Aliens: Colonial Narratives Through Plant Migration
Artists: Adam Vackar, Supermrin
Curator: Isabella Indolfi
Exhibition Dates: June 1 – 23, 2024


This exhibition traces the movement of Giant Hogweed across geographies, histories, and systems of control. Originally introduced to Europe in the 19th century as an ornamental curiosity through colonial botanical networks, the plant gradually shifted from object of admiration to target of eradication. Today, it occupies marginal zones: edges of highways, industrial sites, abandoned land, spaces shaped less by intention than by neglect. The work follows these trajectories through film, photography, and sculptural installations, approaching the plant as a carrier of layered political and historical narratives. Campaigns for its removal reveal how categories such as “invasive,” “illegal,” or “undesirable” are constructed and enforced across both ecological and social domains.

Alongside this, a series of objects operates as a kind of field diary.
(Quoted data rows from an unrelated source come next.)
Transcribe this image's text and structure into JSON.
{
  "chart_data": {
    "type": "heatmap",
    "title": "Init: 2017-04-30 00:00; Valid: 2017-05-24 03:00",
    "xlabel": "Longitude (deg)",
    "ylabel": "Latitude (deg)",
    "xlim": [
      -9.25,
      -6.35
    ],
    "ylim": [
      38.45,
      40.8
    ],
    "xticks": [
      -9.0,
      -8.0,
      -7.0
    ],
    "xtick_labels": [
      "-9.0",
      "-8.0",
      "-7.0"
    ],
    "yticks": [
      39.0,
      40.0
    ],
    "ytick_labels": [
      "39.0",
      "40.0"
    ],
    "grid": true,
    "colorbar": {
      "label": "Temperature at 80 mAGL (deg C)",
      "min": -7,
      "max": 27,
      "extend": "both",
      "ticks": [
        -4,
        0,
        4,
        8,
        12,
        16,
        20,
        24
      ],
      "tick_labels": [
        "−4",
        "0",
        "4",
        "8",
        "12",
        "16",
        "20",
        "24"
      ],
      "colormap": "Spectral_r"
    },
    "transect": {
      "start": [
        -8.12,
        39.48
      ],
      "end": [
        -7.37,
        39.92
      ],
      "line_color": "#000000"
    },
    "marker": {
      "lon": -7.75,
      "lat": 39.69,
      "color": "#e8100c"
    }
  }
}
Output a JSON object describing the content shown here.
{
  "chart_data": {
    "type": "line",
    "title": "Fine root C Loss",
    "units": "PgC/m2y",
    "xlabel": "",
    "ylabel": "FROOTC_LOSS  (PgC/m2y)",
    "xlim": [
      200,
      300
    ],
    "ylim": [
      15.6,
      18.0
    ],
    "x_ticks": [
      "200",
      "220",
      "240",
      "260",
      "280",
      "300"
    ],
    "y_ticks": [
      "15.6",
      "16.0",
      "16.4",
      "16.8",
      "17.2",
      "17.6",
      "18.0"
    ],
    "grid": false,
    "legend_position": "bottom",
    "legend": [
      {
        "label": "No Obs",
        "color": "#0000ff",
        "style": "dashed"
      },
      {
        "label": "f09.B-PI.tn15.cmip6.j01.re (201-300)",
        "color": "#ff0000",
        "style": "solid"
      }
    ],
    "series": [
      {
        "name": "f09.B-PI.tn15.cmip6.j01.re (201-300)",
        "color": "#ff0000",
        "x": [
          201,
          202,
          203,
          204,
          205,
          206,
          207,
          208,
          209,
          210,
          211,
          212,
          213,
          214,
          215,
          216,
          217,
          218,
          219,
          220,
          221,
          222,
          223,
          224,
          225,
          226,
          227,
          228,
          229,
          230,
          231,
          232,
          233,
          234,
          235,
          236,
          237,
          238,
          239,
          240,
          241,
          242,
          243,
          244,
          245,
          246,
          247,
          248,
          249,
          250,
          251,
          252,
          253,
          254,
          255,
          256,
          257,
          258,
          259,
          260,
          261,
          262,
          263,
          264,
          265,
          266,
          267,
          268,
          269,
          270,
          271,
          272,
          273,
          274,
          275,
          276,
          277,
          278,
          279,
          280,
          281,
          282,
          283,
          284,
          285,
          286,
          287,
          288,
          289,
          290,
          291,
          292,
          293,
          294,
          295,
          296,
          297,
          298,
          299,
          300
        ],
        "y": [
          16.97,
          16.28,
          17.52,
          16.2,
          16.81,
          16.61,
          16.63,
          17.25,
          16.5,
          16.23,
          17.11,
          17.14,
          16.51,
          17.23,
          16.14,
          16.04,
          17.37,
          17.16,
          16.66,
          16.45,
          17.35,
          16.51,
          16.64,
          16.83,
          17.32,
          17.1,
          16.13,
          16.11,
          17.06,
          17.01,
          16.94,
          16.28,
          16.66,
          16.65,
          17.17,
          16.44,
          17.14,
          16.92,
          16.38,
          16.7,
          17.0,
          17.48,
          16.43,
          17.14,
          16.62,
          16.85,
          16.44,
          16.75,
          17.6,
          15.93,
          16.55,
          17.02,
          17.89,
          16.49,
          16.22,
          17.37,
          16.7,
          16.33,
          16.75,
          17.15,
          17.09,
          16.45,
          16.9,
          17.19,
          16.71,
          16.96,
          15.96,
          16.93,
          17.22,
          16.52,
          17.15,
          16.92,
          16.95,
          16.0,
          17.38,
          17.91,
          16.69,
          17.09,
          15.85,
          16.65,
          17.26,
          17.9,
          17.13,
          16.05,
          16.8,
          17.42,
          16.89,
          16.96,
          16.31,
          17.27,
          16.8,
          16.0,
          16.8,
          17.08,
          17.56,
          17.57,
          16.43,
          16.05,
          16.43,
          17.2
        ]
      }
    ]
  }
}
Records of searching for and encountering the plant. Materials found in the forest and its surroundings are transformed through electrolysis, gradually covered with a thick layer of copper. Their status shifts from marginal organic residue to sculptural form: stabilized, recontextualized, carrying meaning, with an extended temporal horizon of decay. The exhibition unfolds more as a set of conditions than a fixed narrative. Where plants are not passive elements of landscape, a mere backdrop to human history, but active participants in shaping the environments, conflicts, and imaginaries we inhabit.